All of this means that for the rest of Chinese football, schadenfreude is flavour of the day. The clubs that quietly went about bolstering their squads are watching on as Shanghai struggle to keep their heads above water. Zhu is talking about selling up, the players look nervous and a previously boisterous set of supporters are starting to brace themselves for an unwelcome season of mid-table mediocrity.

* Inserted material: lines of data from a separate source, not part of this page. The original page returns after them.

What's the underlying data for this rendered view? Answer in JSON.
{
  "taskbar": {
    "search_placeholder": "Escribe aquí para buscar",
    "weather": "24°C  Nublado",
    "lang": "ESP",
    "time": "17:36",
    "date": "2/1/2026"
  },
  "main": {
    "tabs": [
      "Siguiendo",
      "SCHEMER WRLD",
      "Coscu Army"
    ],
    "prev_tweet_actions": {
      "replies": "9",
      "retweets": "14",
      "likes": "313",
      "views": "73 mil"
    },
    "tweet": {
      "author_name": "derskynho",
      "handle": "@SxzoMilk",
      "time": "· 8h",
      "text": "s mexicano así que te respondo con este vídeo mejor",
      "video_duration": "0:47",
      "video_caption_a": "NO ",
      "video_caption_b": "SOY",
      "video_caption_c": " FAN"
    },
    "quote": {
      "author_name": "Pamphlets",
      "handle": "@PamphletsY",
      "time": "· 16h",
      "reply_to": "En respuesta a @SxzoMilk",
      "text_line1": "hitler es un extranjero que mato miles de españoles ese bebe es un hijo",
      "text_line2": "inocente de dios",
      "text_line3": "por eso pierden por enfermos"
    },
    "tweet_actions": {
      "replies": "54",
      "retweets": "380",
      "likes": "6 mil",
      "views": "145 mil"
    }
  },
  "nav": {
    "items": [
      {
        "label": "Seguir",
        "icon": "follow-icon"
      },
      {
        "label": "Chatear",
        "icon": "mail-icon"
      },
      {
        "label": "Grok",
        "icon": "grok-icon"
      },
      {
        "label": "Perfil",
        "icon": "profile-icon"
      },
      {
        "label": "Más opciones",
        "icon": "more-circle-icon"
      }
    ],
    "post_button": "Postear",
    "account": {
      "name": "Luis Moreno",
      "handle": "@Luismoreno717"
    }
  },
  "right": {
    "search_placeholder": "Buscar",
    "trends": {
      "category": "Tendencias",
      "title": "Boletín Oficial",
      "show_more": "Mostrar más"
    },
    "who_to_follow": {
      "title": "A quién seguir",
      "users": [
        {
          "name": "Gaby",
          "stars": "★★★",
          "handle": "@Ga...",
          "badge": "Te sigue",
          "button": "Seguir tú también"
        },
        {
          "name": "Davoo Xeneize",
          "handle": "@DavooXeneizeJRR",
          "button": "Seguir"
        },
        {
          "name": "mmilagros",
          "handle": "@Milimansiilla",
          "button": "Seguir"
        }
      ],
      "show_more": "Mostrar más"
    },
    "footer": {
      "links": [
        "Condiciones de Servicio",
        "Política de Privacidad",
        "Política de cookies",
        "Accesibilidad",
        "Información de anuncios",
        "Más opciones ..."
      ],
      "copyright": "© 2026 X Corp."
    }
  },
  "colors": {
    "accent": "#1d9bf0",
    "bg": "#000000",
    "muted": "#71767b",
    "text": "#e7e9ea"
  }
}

False dawns are regular occurrences in football but few have been as self-inflicted as that of Shanghai Shenhua, who, having taken ten points from a possible 27, might already be running out of time to save their season. Andrew Crawford

Comments (1)
Comment by FCKarl 2012-05-10 11:58:49

Very hard for me to believe that a player like one with the caliber of international striker Lucas Barrios (for the last few seasons with BvB Dortmund in Germany) would willingly go play for Evergrande in China when one is still in the prime of life and not yet an over 32 aged field player. I mean, surely Barrios knows that a move like this places his chances of being a regular for his Paraguayan national side in qualifying and making it to his second World Cup in 2014 (and probably last World Cup) as much weaker. After turning age 33 or so, then perhaps a season or two to finish out one's playing career might be an interesting "adventure into the unknown" of China. But I really cannot imagine that the league professionalism, the structure, the stability is there in China. I'll admit, I'd have to pay more attention to it. But it would seem a bit soap-operatic there, I think. That said, well, it is good to have another league to add the interesting and intriguing world mosaic of football.